What happens next for M5 traffic after the police incident
Once a police-led motorway incident is resolved, the next phase is recovery. National Highways traffic officers and police normally reopen lanes gradually, allow trapped traffic to move, and monitor whether congestion remains severe. Map apps may show the road as open before traffic has truly returned to normal, which can mislead drivers into joining a still-congested route. That is why official alerts and local traffic reports remain important even after the first reopening update.
Drivers already delayed should expect the slowest movement around the former closure points, especially between Junction 18 and Junction 19. Those approaching from the M49, Portishead, Clevedon, Avonmouth or central Bristol should allow extra time. If travelling longer distances, it may be better to pause before entering the motorway network rather than joining a recovering queue. For freight and coach operators, schedule adjustments may still be needed after the motorway has technically reopened.
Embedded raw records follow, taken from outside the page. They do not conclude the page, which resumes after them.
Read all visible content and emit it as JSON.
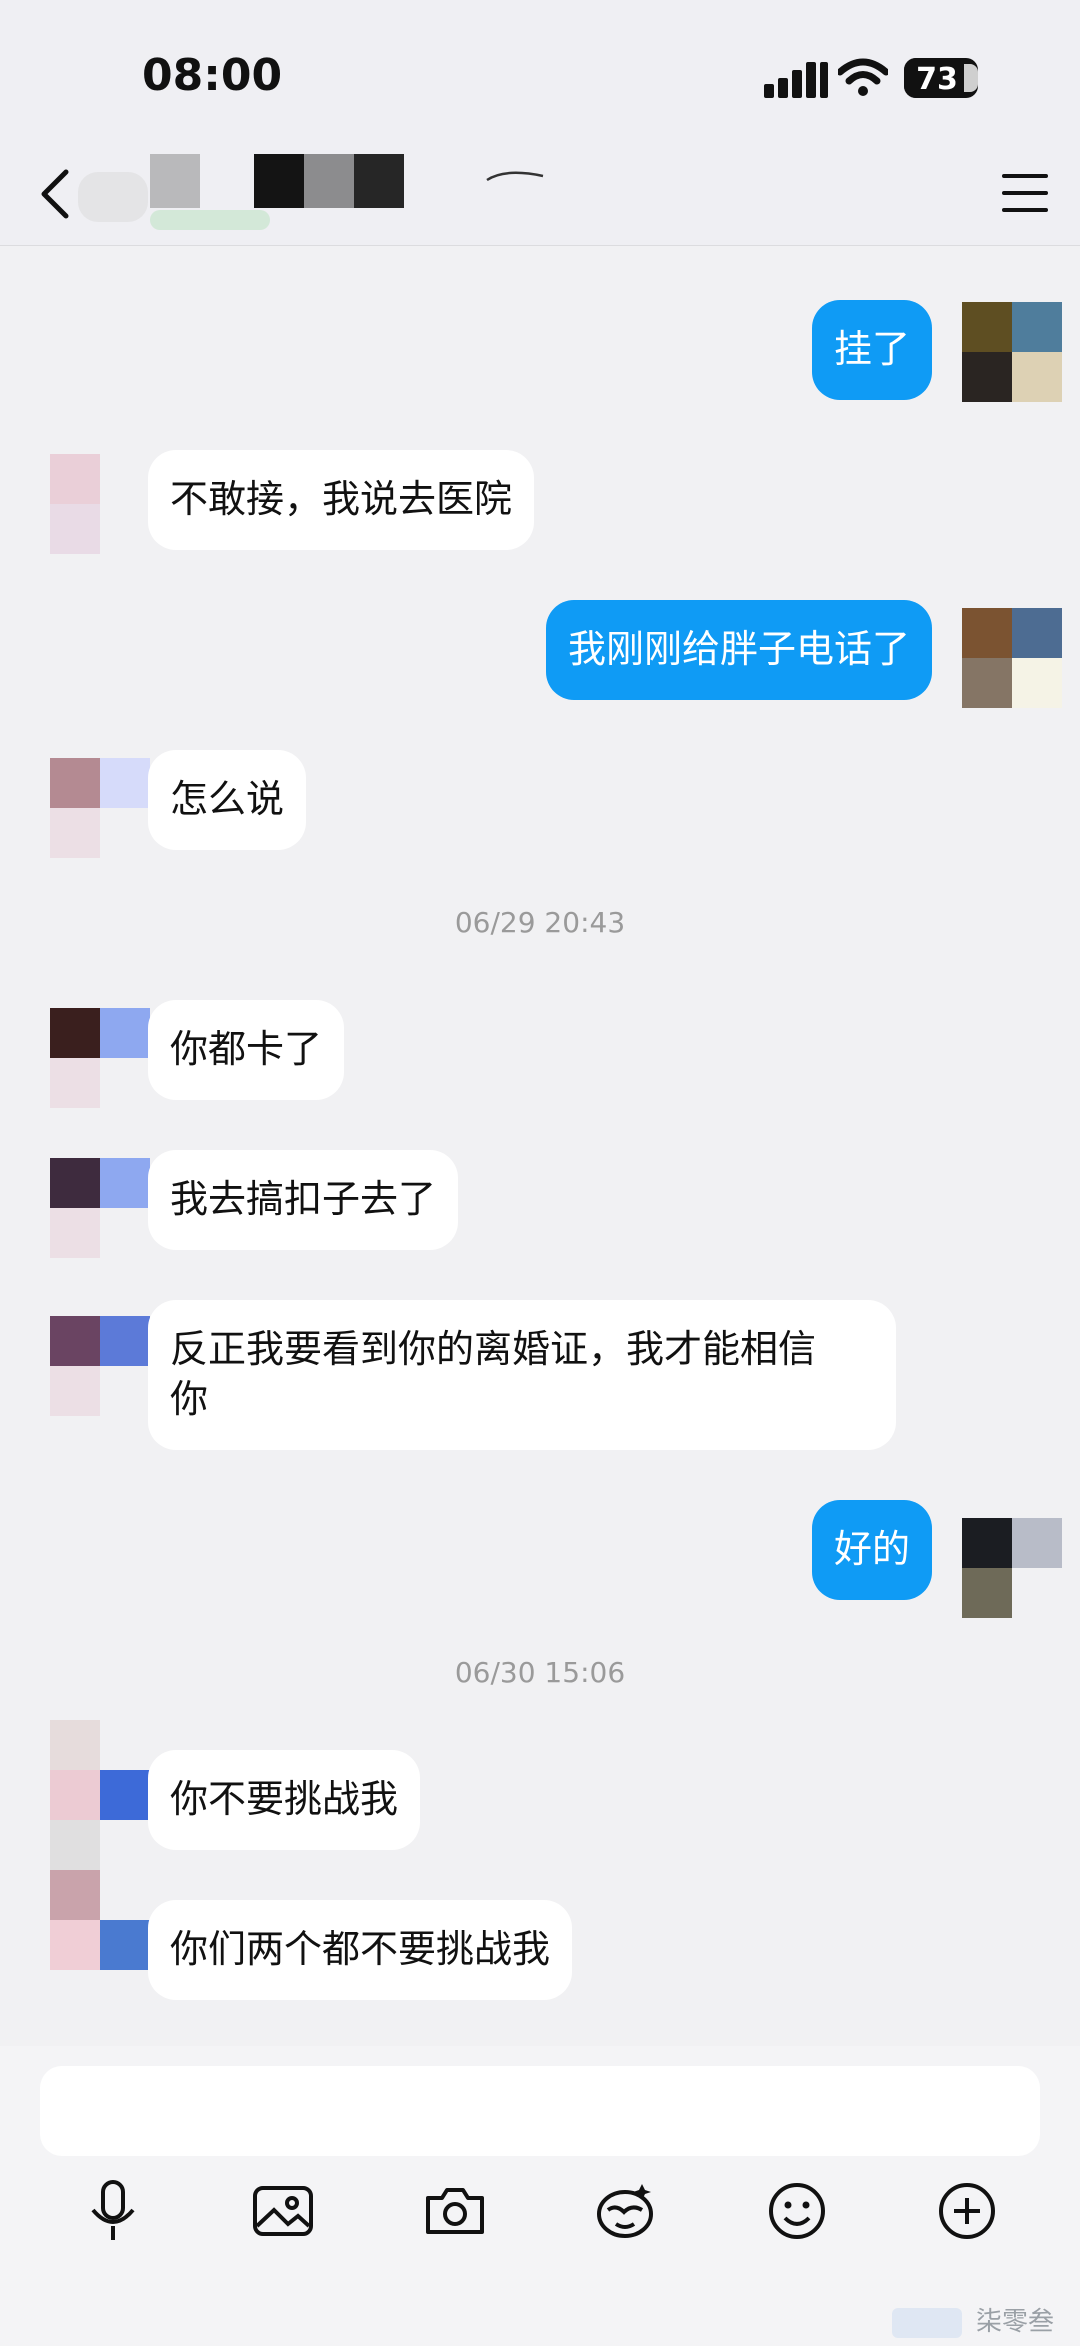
{
  "status": {
    "time": "08:00",
    "battery": "73"
  },
  "header": {
    "menu_icon": "hamburger-icon",
    "back_icon": "chevron-left-icon"
  },
  "messages": [
    {
      "side": "out",
      "text": "挂了"
    },
    {
      "side": "in",
      "text": "不敢接，我说去医院"
    },
    {
      "side": "out",
      "text": "我刚刚给胖子电话了"
    },
    {
      "side": "in",
      "text": "怎么说"
    },
    {
      "timestamp": "06/29 20:43"
    },
    {
      "side": "in",
      "text": "你都卡了"
    },
    {
      "side": "in",
      "text": "我去搞扣子去了"
    },
    {
      "side": "in",
      "text": "反正我要看到你的离婚证，我才能相信\n你"
    },
    {
      "side": "out",
      "text": "好的"
    },
    {
      "timestamp": "06/30 15:06"
    },
    {
      "side": "in",
      "text": "你不要挑战我"
    },
    {
      "side": "in",
      "text": "你们两个都不要挑战我"
    }
  ],
  "toolbar": {
    "icons": [
      "microphone-icon",
      "image-icon",
      "camera-icon",
      "sticker-icon",
      "emoji-icon",
      "plus-icon"
    ]
  },
  "watermark": "柒零叁"
}
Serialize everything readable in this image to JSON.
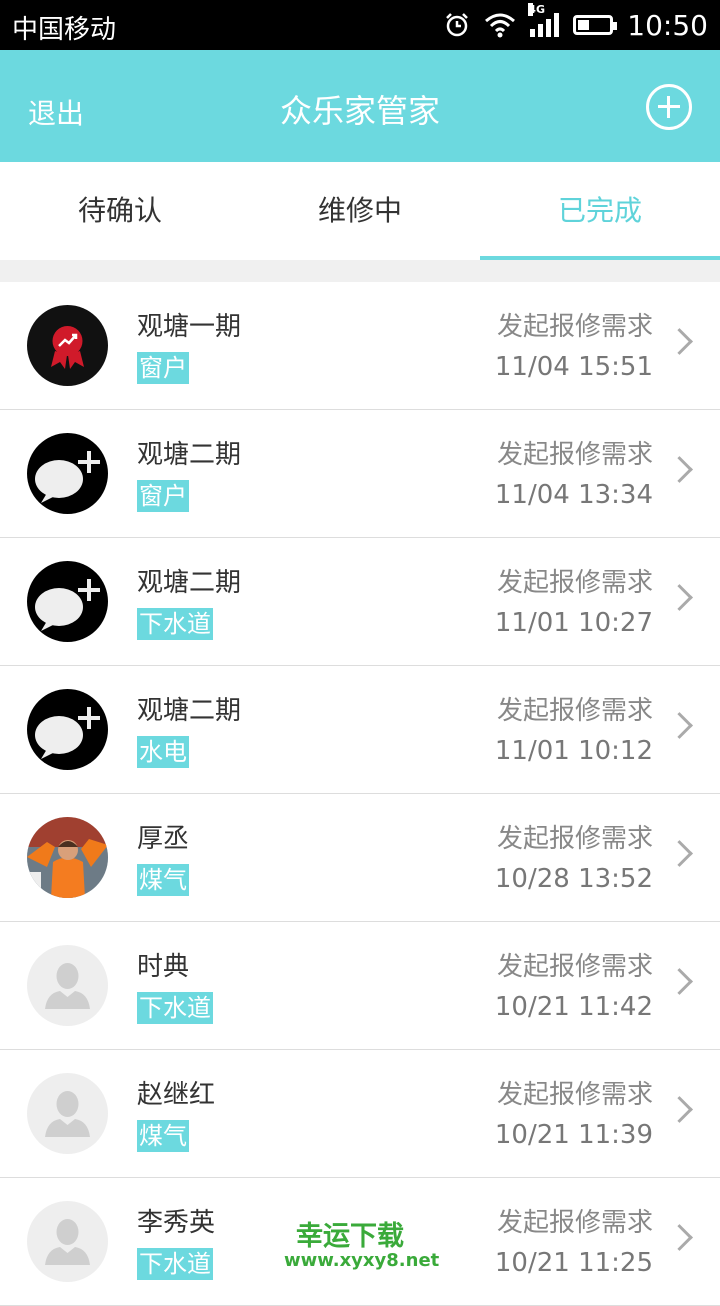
{
  "status_bar": {
    "carrier": "中国移动",
    "network": "4G",
    "time": "10:50",
    "battery_level": 0.35
  },
  "header": {
    "back_label": "退出",
    "title": "众乐家管家",
    "add_icon": "plus-circle-icon"
  },
  "tabs": [
    {
      "label": "待确认",
      "active": false
    },
    {
      "label": "维修中",
      "active": false
    },
    {
      "label": "已完成",
      "active": true
    }
  ],
  "items": [
    {
      "name": "观塘一期",
      "tag": "窗户",
      "status": "发起报修需求",
      "date": "11/04 15:51",
      "avatar": "medal-avatar"
    },
    {
      "name": "观塘二期",
      "tag": "窗户",
      "status": "发起报修需求",
      "date": "11/04 13:34",
      "avatar": "chat-plus-avatar"
    },
    {
      "name": "观塘二期",
      "tag": "下水道",
      "status": "发起报修需求",
      "date": "11/01 10:27",
      "avatar": "chat-plus-avatar"
    },
    {
      "name": "观塘二期",
      "tag": "水电",
      "status": "发起报修需求",
      "date": "11/01 10:12",
      "avatar": "chat-plus-avatar"
    },
    {
      "name": "厚丞",
      "tag": "煤气",
      "status": "发起报修需求",
      "date": "10/28 13:52",
      "avatar": "photo-avatar"
    },
    {
      "name": "时典",
      "tag": "下水道",
      "status": "发起报修需求",
      "date": "10/21 11:42",
      "avatar": "default-user-avatar"
    },
    {
      "name": "赵继红",
      "tag": "煤气",
      "status": "发起报修需求",
      "date": "10/21 11:39",
      "avatar": "default-user-avatar"
    },
    {
      "name": "李秀英",
      "tag": "下水道",
      "status": "发起报修需求",
      "date": "10/21 11:25",
      "avatar": "default-user-avatar"
    }
  ],
  "watermark": {
    "line1": "幸运下载",
    "line2": "www.xyxy8.net"
  },
  "colors": {
    "accent": "#6cd9df",
    "status_bar": "#000000"
  }
}
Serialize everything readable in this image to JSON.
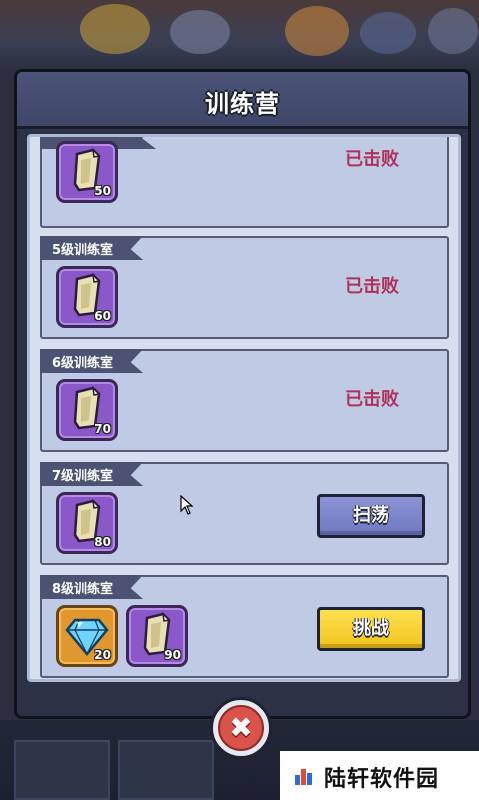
{
  "modal": {
    "title": "训练营"
  },
  "rooms": [
    {
      "label": "",
      "status": "已击败",
      "rewards": [
        {
          "icon": "scroll-icon",
          "count": "50"
        }
      ]
    },
    {
      "label": "5级训练室",
      "status": "已击败",
      "rewards": [
        {
          "icon": "scroll-icon",
          "count": "60"
        }
      ]
    },
    {
      "label": "6级训练室",
      "status": "已击败",
      "rewards": [
        {
          "icon": "scroll-icon",
          "count": "70"
        }
      ]
    },
    {
      "label": "7级训练室",
      "button": "扫荡",
      "rewards": [
        {
          "icon": "scroll-icon",
          "count": "80"
        }
      ]
    },
    {
      "label": "8级训练室",
      "button": "挑战",
      "rewards": [
        {
          "icon": "diamond-icon",
          "count": "20"
        },
        {
          "icon": "scroll-icon",
          "count": "90"
        }
      ]
    }
  ],
  "close_button": {
    "icon": "close-icon"
  },
  "watermark": {
    "text": "陆轩软件园"
  },
  "colors": {
    "defeated": "#b0305c",
    "sweep_button": "#7b83ca",
    "challenge_button": "#f6d133",
    "purple_slot": "#8a58c8",
    "gold_slot": "#e0972e"
  }
}
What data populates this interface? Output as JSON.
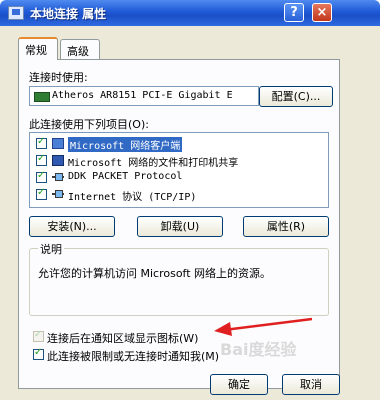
{
  "window": {
    "title": "本地连接 属性",
    "help_glyph": "?",
    "close_glyph": "×"
  },
  "tabs": [
    {
      "label": "常规",
      "active": true
    },
    {
      "label": "高级",
      "active": false
    }
  ],
  "connect_using": {
    "label": "连接时使用:",
    "adapter": "Atheros AR8151 PCI-E Gigabit E",
    "configure_button": "配置(C)..."
  },
  "items_section": {
    "label": "此连接使用下列项目(O):",
    "items": [
      {
        "label": "Microsoft 网络客户端",
        "checked": true,
        "selected": true,
        "icon": "network-client-icon"
      },
      {
        "label": "Microsoft 网络的文件和打印机共享",
        "checked": true,
        "selected": false,
        "icon": "file-share-icon"
      },
      {
        "label": "DDK PACKET Protocol",
        "checked": true,
        "selected": false,
        "icon": "protocol-icon"
      },
      {
        "label": "Internet 协议 (TCP/IP)",
        "checked": true,
        "selected": false,
        "icon": "protocol-icon"
      }
    ]
  },
  "actions": {
    "install": "安装(N)...",
    "uninstall": "卸载(U)",
    "properties": "属性(R)"
  },
  "description": {
    "title": "说明",
    "text": "允许您的计算机访问 Microsoft 网络上的资源。"
  },
  "options": [
    {
      "label": "连接后在通知区域显示图标(W)",
      "checked": true,
      "enabled": false
    },
    {
      "label": "此连接被限制或无连接时通知我(M)",
      "checked": true,
      "enabled": true
    }
  ],
  "footer": {
    "ok": "确定",
    "cancel": "取消"
  },
  "watermark": "Bai度经验",
  "colors": {
    "accent": "#1f59d6",
    "arrow": "#e02020",
    "selection": "#316ac5"
  }
}
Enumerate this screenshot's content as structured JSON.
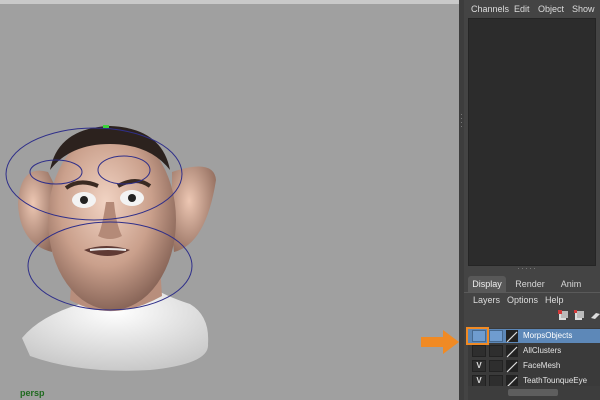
{
  "viewport": {
    "camera_label": "persp"
  },
  "panel": {
    "menu": [
      "Channels",
      "Edit",
      "Object",
      "Show"
    ],
    "tabs": [
      "Display",
      "Render",
      "Anim"
    ],
    "active_tab": "Display",
    "submenu": [
      "Layers",
      "Options",
      "Help"
    ],
    "layers": [
      {
        "name": "MorpsObjects",
        "visible": "",
        "selected": true
      },
      {
        "name": "AllClusters",
        "visible": "",
        "selected": false
      },
      {
        "name": "FaceMesh",
        "visible": "V",
        "selected": false
      },
      {
        "name": "TeathTounqueEye",
        "visible": "V",
        "selected": false
      }
    ]
  },
  "colors": {
    "highlight": "#f08a24",
    "selection": "#5d88b8",
    "viewport_bg": "#a0a0a0"
  }
}
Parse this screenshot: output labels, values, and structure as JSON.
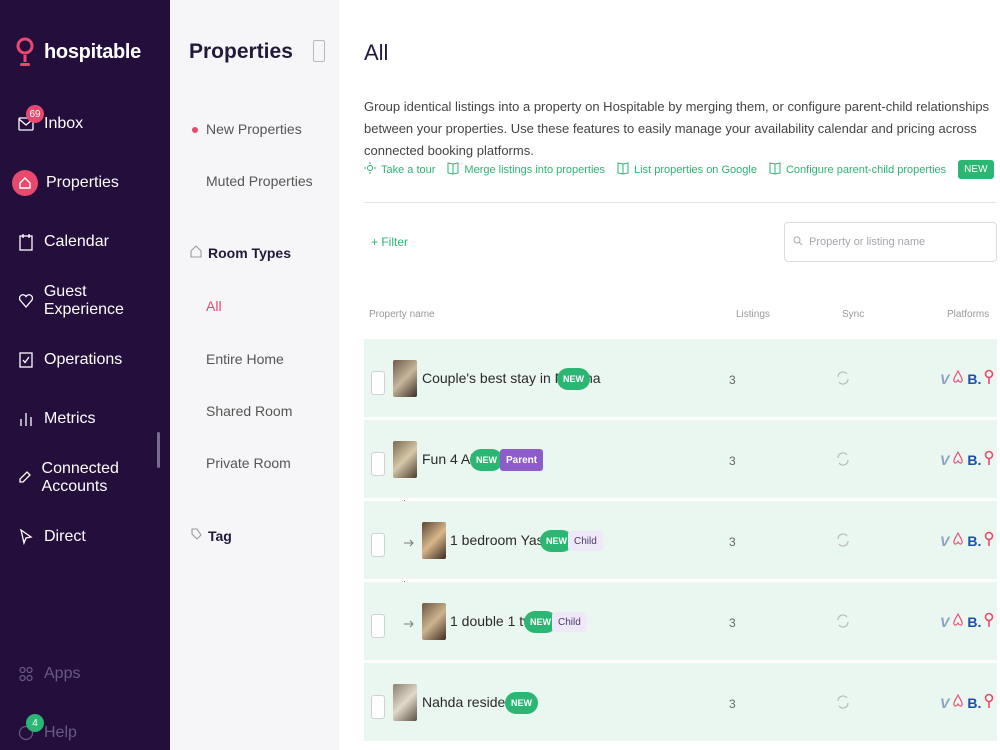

The main verified conclusion is clear: M5 traffic was severely disrupted by a police-led incident near Avonmouth Bridge on Sunday evening, with closures around Junctions 18 and 19, long queues and wider delays across the Bristol area. The route later reopened, but residual congestion remained the key risk for drivers. Anyone using the M5 tonight should check live updates, avoid unnecessary travel through the affected corridor and treat reopening as the start of recovery, not the end of disruption.
FAQ: M5 traffic near Avonmouth Bridge
Why was M5 traffic delayed today?
M5 traffic was delayed because of a police-led incident near Avonmouth Bridge around Junctions 18 and 19. The closure affected both motorway directions and several access points, causing long queues and knock-on delays around Bristol and North Somerset.
Is the M5 open again near Avonmouth Bridge?
Later public updates indicated that the incident had been resolved and the M5 had reopened. However, residual delays were still expected because traffic needed time to clear after being held.
Which junctions were affected?
The main affected area was between Junction 19 for Portishead and Gordano Services and Junction 18 for the M49 and Avonmouth. Additional disruption was also shown around nearby access points and northbound routes further south.
Why do delays continue after a motorway reopens?
Traffic does not recover instantly after a full closure. Vehicles held in queues must move through the reopened section, local diversions remain busy, and traffic officers may still manage the flow while the network returns to normal.
What should drivers do now?
Drivers should check official live traffic updates before using the M5 around Bristol, avoid the Avonmouth Bridge corridor if possible, allow extra time and follow police or National Highways instructions.